GROUP BY Multiple Columns#

Input:

SELECT CustomerID, OrderDate, COUNT(*) FROM orders
 GROUP BY CustomerID, OrderDate
 LIMIT 3;

Output:

CustomerID | OrderDate  | COUNT(*)
-----------|------------|---------
1          | 2024-01-01 | 1
1          | 2024-01-02 | 1
2          | 2024-01-03 | 1

Explanation:

The GROUP BY clause can group by multiple columns.
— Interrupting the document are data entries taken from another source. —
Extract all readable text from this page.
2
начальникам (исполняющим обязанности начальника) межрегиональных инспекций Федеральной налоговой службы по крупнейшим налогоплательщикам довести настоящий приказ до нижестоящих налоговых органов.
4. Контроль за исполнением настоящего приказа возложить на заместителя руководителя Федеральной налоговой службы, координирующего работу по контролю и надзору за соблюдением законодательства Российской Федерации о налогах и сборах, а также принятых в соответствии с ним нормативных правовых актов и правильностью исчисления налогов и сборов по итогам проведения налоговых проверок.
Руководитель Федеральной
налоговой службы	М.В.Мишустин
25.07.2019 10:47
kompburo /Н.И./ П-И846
In this example, it groups the rows by both CustomerID and OrderDate, and the COUNT function counts the number of orders for each group.

Workflow#

To illustrate a typical workflow in using GROUP BY with aggregate functions, let's go through a simple example:

  1. Create a Database:
sqlite3 example.db
  1. Create Tables:
CREATE TABLE users (
    id INTEGER PRIMARY KEY,
    name TEXT NOT NULL,
    email TEXT UNIQUE NOT NULL,
    created_at DATETIME DEFAULT CURRENT_TIMESTAMP
);

CREATE TABLE orders (
    OrderID INTEGER PRIMARY KEY,
    CustomerID INTEGER,
    OrderDate DATETIME,
    TotalAmount REAL,
    FOREIGN KEY (CustomerID) REFERENCES users(id)
);
  1. Insert Data:
INSERT INTO users (name, email) VALUES ('John Doe', 'john.doe@example.com');
INSERT INTO users (name, email) VALUES ('Alice Johnson', 'alice.johnson@example.com');
INSERT INTO users (name, email) VALUES ('Bob Smith', 'bob.smith@example.com');

INSERT INTO orders (CustomerID, OrderDate, TotalAmount) VALUES (1, '2024-01-01', 150.00);
INSERT INTO orders (CustomerID, OrderDate, TotalAmount) VALUES (1, '2024-01-02', 200.00);
INSERT INTO orders (CustomerID, OrderDate, TotalAmount) VALUES (2, '2024-01-03', 300.00);
INSERT INTO orders (CustomerID, OrderDate, TotalAmount) VALUES (3, '2024-01-04', 450.00);
  1. Use GROUP BY:
-- Group by CustomerID and count the number of orders for each customer
SELECT CustomerID, COUNT(*) FROM orders
 GROUP BY CustomerID
 LIMIT 3;

-- Group by CustomerID and calculate the total sum of TotalAmount for each customer
SELECT CustomerID, SUM(TotalAmount) FROM orders
 GROUP BY CustomerID
 LIMIT 3;

-- Group by CustomerID and calculate the average TotalAmount for each customer
SELECT CustomerID, AVG(TotalAmount) FROM orders
 GROUP BY CustomerID
 LIMIT 3;

-- Group by CustomerID and find the minimum TotalAmount for each customer
SELECT CustomerID, MIN(TotalAmount) FROM orders
 GROUP BY CustomerID
 LIMIT 3;

-- Group by CustomerID and find the maximum TotalAmount for each customer
SELECT CustomerID, MAX(TotalAmount) FROM orders
 GROUP BY CustomerID
 LIMIT 3;

-- Group by CustomerID and select only those groups
-- where the total sum of TotalAmount is greater than 300
SELECT CustomerID, SUM(TotalAmount) FROM orders
 GROUP BY CustomerID
HAVING SUM(TotalAmount) > 300
 LIMIT 3;

-- Group by multiple columns: CustomerID and OrderDate,
-- and count the number of orders for each group
SELECT CustomerID, OrderDate, COUNT(*) FROM orders
 GROUP BY CustomerID, OrderDate
 LIMIT 3;

By mastering the GROUP BY clause and its various usages with aggregate functions, you can effectively group and analyze data in your SQLite database. The GROUP BY clause is essential for summarizing data and performing complex data analysis.